Leonid Krol read for us a book by Dmitry Bykov «Boris Pasternak».
“The brilliant “Pasternak” by Dmitry Bykov is a documented reliable, detailed book that tells almost more about its author than about its hero. Having taken up such a global topic as the biography of the great poet, Bykov, accustomed to being in the center of attention himself, seems to be undergoing a kind of psychological training that allows him to look at himself through the prism of someone else’s life, move away from momentary worries and free himself from the stupid fuss, which — voluntarily or no — his (and not only his — ours!) life abounds.
The desire to be reflected in the mirror of precisely Pasternak’s fate seems to play a special role for the author. Plunging into the vicissitudes of his biography, Bykov seems to be tasting various options for realizing his creativity, exploring various possibilities for resisting the temptations of life, and most importantly, ways for the individual to survive in society. And in this capacity, the figure of Pasternak, with his heightened sense of life, with a tragic sense of the finiteness of being, with constant haste and sudden flashes of hope, turns out to be unusually related and close to Bykov.
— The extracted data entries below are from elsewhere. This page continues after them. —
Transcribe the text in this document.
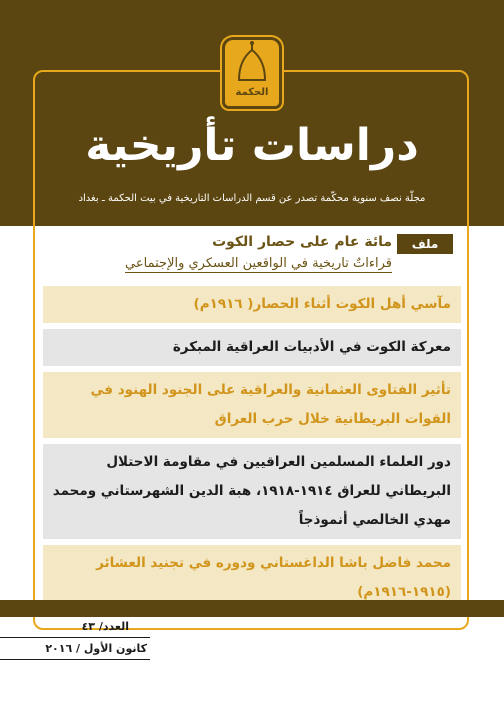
الحكمة
دراسات تأريخية
مجلّة نصف سنوية محكّمة تصدر عن قسم الدراسات التاريخية في بيت الحكمة ـ بغداد
ملف العدد
مائة عام على حصار الكوت
قراءاتٌ تاريخية في الواقعين العسكري والإجتماعي
مآسي أهل الكوت أثناء الحصار( ١٩١٦م)
معركة الكوت في الأدبيات العراقية المبكرة
تأثير الفتاوى العثمانية والعراقية على الجنود الهنود في القوات البريطانية خلال حرب العراق
دور العلماء المسلمين العراقيين في مقاومة الاحتلال البريطاني للعراق ١٩١٤-١٩١٨، هبة الدين الشهرستاني ومحمد مهدي الخالصي أنموذجاً
محمد فاضل باشا الداغستاني ودوره في تجنيد العشائر (١٩١٥-١٩١٦م)
العدد/ ٤٣
كانون الأول / ٢٠١٦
Turning to the fate of Boris Leonidovich, his biographer practices spiritual asceticism, the essence of which is to write not about himself, but about others. That is why there are so many secondary characters in the book — friends, lovers, enemies and simply contemporaries of the poet, who appear through the darkness of non-existence, gain flesh, and then again dissolve into the shadows. Thus, Bykov not only looks closely at real people, but also lives fully in time with their hearts and concerns.
So it seems that by concentrating on other people’s destinies, looking for parallels in them with his own, Dmitry Bykov consciously achieves the internal goals that almost every thinking person tends to strive for: to achieve clarity and clarity of sight, to gain the opportunity to calmly realize what excites him in reality. Not allowing himself to speak openly on the eternal and somewhat banal topics of interest to him — “how the soul works”, “how to survive in the surrounding rudeness” (namely, they, in my opinion, are central in his book), he creates a platform where everything In this case, one can speak in the language of metaphors and symbols, thereby again approaching his hero, who equally strived to «be like everyone else» and to acquire «an uncommon facial expression.»